In order to test the effects of TGFb on bone-marrow density, the scientists used a transgenic mouse model in which TBFb signaling in T cells is blocked. Although these mice had the same level of bone density as control mice at birth, they gradually lost bone density over time, suggesting that when T cells are insensitive to TGFb signaling, they stimulate the loss of bone.
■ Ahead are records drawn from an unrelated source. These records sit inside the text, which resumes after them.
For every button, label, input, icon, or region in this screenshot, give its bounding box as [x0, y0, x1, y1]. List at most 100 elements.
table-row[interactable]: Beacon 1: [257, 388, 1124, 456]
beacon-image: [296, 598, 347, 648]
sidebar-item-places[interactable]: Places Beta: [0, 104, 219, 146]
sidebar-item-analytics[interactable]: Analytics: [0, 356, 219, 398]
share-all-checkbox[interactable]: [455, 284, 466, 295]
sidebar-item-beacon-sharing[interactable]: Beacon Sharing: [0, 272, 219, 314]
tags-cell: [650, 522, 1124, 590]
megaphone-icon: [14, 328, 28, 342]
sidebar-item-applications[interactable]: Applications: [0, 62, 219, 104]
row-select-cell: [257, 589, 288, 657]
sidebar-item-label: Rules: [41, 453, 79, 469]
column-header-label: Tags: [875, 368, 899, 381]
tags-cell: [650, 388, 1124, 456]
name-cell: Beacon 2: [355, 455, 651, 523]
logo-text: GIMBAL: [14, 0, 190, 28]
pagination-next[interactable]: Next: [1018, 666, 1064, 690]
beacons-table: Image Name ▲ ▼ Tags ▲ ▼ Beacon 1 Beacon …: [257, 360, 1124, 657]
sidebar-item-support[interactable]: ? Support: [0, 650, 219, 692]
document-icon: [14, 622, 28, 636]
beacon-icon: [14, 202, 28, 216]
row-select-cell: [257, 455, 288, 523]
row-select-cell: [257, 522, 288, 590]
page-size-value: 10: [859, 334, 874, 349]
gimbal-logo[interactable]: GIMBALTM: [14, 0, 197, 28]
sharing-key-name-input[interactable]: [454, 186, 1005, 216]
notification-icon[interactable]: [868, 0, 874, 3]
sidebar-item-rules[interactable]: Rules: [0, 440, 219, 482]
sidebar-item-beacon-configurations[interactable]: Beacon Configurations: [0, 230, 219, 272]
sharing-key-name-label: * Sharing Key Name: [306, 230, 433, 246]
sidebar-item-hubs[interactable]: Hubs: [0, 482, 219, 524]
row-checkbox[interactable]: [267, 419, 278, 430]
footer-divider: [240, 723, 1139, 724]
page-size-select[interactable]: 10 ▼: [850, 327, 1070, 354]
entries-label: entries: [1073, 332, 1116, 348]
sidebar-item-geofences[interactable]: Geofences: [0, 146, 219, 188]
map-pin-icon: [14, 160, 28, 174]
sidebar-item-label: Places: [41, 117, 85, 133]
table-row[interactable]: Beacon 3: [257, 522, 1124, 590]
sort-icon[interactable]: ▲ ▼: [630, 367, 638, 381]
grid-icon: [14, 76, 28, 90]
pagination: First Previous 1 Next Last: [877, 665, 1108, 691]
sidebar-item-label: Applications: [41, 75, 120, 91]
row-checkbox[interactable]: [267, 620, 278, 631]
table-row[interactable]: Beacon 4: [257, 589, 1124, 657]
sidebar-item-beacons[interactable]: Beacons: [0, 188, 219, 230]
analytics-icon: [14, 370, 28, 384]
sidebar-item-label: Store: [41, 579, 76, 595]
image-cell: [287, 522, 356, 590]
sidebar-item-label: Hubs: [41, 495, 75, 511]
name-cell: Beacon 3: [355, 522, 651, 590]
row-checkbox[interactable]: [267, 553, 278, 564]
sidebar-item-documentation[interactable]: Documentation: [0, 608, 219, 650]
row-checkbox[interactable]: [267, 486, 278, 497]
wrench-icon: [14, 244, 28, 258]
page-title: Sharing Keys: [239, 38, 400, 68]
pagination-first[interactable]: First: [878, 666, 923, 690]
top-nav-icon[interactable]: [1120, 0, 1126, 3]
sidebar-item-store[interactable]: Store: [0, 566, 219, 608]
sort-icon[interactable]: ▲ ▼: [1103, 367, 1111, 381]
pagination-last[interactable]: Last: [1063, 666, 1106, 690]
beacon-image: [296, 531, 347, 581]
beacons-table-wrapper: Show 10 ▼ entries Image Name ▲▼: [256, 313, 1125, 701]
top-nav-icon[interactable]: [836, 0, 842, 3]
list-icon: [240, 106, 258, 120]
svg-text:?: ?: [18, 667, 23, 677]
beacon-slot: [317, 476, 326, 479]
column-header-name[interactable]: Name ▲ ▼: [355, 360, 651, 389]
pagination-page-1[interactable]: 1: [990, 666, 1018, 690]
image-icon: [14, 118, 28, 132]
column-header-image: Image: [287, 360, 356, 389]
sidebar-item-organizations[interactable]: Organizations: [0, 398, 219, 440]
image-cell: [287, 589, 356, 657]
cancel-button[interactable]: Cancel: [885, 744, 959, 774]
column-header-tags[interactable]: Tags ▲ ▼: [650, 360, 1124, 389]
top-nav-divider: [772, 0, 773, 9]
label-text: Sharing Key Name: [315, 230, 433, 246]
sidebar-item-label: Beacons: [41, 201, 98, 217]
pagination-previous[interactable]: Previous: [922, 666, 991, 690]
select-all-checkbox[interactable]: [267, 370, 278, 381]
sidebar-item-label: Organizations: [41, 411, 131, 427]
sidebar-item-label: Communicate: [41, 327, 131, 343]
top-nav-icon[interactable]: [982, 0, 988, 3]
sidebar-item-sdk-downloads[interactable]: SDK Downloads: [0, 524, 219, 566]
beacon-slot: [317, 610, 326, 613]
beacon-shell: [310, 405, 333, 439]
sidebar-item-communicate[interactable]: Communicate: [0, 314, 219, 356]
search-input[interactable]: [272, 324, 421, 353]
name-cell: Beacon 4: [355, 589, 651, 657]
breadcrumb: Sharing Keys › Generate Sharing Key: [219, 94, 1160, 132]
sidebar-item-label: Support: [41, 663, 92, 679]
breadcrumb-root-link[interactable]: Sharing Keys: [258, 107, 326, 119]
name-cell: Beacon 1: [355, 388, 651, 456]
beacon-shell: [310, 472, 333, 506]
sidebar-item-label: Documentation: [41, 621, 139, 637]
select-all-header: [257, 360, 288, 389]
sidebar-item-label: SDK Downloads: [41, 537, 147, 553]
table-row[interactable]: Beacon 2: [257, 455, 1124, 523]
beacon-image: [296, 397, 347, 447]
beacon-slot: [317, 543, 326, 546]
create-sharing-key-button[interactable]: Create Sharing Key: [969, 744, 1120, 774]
"Our research shows that mice with T-cell specific blockade of TGFb signaling are completely insensitive to the bone-sparing effects of estrogen," says Dr. Pacifici. "This results from a failure of estrogen to repress the production of IFN-g, which in turn leads to increased T cell activation and TNF production. We also found in mice that a lack of estrogen production blunts the levels of TGFb in the bone marrow and that overexpression of TGFb in vivo prevents bone loss caused by removal of the ovaries. This critical mechanism in the estrogen-bone loss pathway, should it be confirmed in humans, could lead us to inhibition of T-cell activation or simulation of TGFB signaling as new therapeutic approaches for preventing bone loss."
Other authors included Wei-Ping Qian, Kimberly Dark, Gianluca Toraldo, and M. Neale Weitzmann from Emory School of Medicine; Angela S.P. Lin and Robert E. Guldberg from the Georgia Institute of Technology; and Richard A. Flavell from Yale University School of Medicine. The research was supported by grants from the National Institutes of Health.